The victory moved the Saint-Hippolyte, Que. native into second overall in points, 20 behind championship leader Gary Paffett of Mercedes. Drivers get 25 points for a win, and with four races left in the 2012 season, the championship in within Spengler’s reach.
Beating Mercedes to the title would be a pleasing feat for Spengler, who left the manufacturer at the end of 2011 to join the new BMW squad. He has quickly become BMW’s No. 1 driver, taking two wins for the new team in six starts this year.
The second Canadian in the field, Mercedes driver Robert Wickens, put in his best performance this season on the weekend, starting ninth and finishing seventh. The 23-year-old Guelph, Ont. driver moved to sixth at the start and stayed with the leading group for the entire race. A slow first pitstop dropped him to seventh behind Mercedes’ No. 1 driver Paffett, where he remained for the rest of the race.
After finishing the first four races without a point, Wickens has finished in the top 10 in his last two starts.
The next DTM race takes place Sunday at the Zandvoort Circuit in Holland, which gives Spengler a perfect opportunity to celebrate his 29th birthday, albeit belatedly.
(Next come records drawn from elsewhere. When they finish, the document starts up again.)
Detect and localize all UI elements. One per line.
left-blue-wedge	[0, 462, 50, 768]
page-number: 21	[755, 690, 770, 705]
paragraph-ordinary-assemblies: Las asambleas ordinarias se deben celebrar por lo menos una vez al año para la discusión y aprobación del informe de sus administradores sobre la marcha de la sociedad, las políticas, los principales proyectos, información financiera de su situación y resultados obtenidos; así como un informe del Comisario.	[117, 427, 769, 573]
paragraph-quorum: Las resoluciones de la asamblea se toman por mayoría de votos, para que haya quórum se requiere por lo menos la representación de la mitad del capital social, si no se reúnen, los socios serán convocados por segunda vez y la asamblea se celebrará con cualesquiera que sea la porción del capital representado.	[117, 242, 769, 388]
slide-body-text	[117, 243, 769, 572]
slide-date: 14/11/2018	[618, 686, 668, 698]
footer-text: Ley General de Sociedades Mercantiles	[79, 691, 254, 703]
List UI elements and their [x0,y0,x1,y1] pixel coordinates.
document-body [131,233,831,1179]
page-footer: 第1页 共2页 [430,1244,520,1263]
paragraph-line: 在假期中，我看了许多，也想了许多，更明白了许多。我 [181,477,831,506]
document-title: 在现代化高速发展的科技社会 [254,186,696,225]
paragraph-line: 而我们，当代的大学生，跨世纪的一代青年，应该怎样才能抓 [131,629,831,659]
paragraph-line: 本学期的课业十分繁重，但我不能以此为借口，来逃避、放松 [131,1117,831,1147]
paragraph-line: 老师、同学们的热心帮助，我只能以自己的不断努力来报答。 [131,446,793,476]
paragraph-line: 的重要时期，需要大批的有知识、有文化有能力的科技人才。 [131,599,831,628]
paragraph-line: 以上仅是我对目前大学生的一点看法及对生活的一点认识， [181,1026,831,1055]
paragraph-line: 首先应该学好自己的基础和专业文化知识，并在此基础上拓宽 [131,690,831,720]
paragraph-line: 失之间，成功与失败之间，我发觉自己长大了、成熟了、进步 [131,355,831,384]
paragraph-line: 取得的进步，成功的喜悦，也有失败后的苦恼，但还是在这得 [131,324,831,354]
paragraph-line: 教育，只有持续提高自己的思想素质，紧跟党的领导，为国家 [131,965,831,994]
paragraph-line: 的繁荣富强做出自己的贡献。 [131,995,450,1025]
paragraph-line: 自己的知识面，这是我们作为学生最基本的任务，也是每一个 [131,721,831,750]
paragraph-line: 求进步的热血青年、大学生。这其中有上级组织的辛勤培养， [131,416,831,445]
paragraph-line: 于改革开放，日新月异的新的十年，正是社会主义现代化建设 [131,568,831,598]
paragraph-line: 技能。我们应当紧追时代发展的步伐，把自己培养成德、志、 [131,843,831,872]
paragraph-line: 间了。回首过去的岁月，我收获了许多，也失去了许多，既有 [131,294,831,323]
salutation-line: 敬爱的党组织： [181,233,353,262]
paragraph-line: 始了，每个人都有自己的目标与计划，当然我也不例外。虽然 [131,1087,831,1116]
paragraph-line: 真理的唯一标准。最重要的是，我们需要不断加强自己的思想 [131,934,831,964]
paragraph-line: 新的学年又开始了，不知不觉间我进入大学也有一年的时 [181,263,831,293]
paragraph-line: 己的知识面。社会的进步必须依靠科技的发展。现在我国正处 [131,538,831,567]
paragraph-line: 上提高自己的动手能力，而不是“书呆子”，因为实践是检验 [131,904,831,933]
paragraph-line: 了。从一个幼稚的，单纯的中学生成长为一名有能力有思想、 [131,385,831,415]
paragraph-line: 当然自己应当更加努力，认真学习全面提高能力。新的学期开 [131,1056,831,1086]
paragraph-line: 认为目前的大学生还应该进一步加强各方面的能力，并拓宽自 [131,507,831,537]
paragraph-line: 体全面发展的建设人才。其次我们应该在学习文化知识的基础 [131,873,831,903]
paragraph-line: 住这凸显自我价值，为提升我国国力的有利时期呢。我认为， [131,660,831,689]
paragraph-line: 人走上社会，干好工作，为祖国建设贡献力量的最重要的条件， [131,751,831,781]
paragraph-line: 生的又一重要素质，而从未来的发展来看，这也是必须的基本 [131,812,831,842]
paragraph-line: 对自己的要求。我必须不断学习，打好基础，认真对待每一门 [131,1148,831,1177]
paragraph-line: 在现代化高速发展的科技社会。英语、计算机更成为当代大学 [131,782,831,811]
He turns 29 on Thursday.
Fellows part of win in Montreal
When then NASCAR Nationwide rookie Justin Allgaier lost control and creamed Ron Fellows’ car on Lap 26 of the 2009 Napa 200 in Montreal, the veteran Canadian road racer used the accident as a “teaching opportunity.”
A few days after the heavy crash, Fellows got a call from a remorseful Allgaier, who apologised for ruining the Mississauga, Ont.’s home race. Nice guy Fellows gave Allgaier a few road racing tips over the phone and then extended an offer to do some formal training in Corvettes at the Ron Fellows Performance Driving School at the Spring Mountain Motorsports Ranch near Las Vegas.
Allgaier, 26, agreed and finished ninth a year later at the Circuit Gilles Villeneuve. He improved one spot in 2011, before taking the win on Saturday.
“You could say that my first race here was catastrophic,” Allgaier said.
“Ron was a big help to me then and he is a great competitor and fun to race with. Definitely the skills have come over time and just being up here and racing for the past three or four years now in a row has helped.”